= Sunil Kuruvilla =

Canadian playwright

Sunil Kuruvilla is a Canadian playwright from Waterloo, Ontario. He is most noted for his play Rice Boy, which was a shortlisted finalist for the Governor General's Award for English-language drama at the 2003 Governor General's Awards.

Educated at Wilfrid Laurier University, the University of Windsor and Yale University, he first emerged as a playwright in the early 1990s when he won a Shaw Festival competition with his play Fight of the Century. His plays Bulldogs and Firetrucks (1994) and Ears to Glass, Glass to Ground (1996) were both selected for the prestigious Vancouver New Play Festival.
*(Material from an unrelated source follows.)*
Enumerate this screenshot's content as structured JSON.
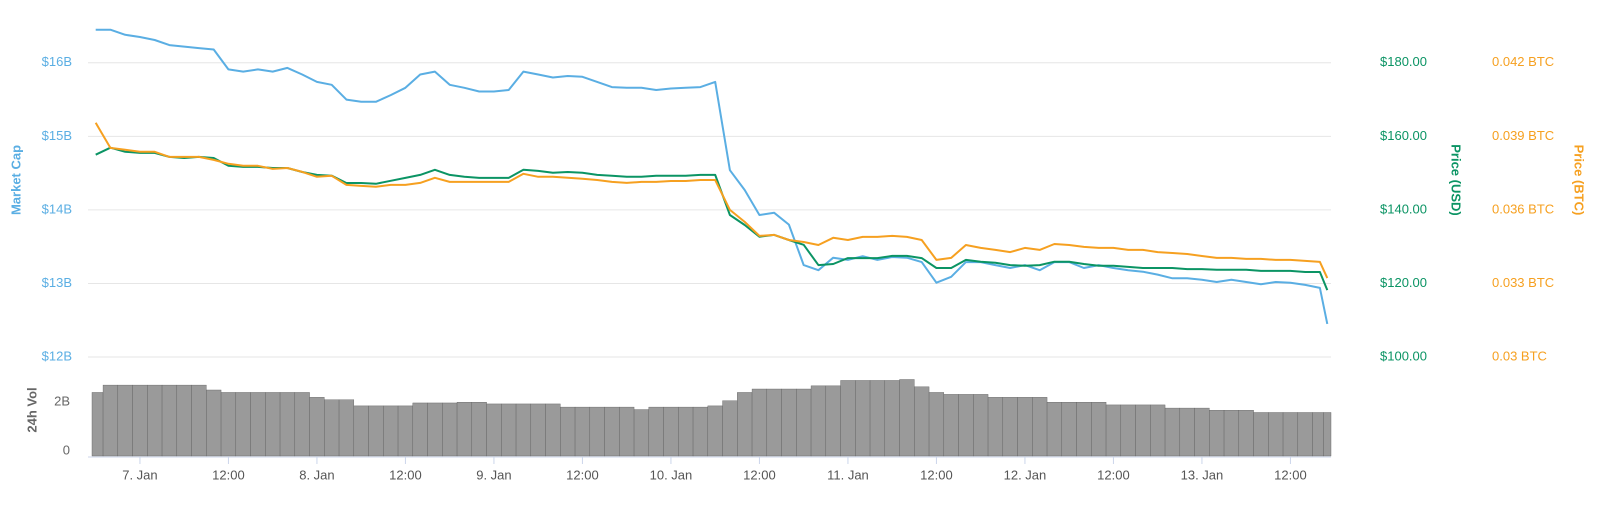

Rice Boy was first staged by the Yale Repertory Theatre in 2000 while Kuruvilla was a student there, and received a production in Los Angeles by The Actors' Gang in 2001. In 2001, his play Fighting Words was staged by Toronto's Factory Theatre, and his play Minus 1 was staged at the Toronto Fringe Festival. In 2002, his play Snapshot was staged in Louisville, Kentucky.

Rice Boy was produced by Canadian Stage in 2003, and was a Governor General's Award nominee that year following its publication by Playwrights Canada Press.

In 2009, Rice Boy was staged by the Stratford Festival, the festival's first-ever production of a play about the immigrant experience. At that time, Kuruvilla was named one of Wilfrid Laurier University's . top 100 graduates in the university's 100 year history. Since then, he has become a television writer and college professor.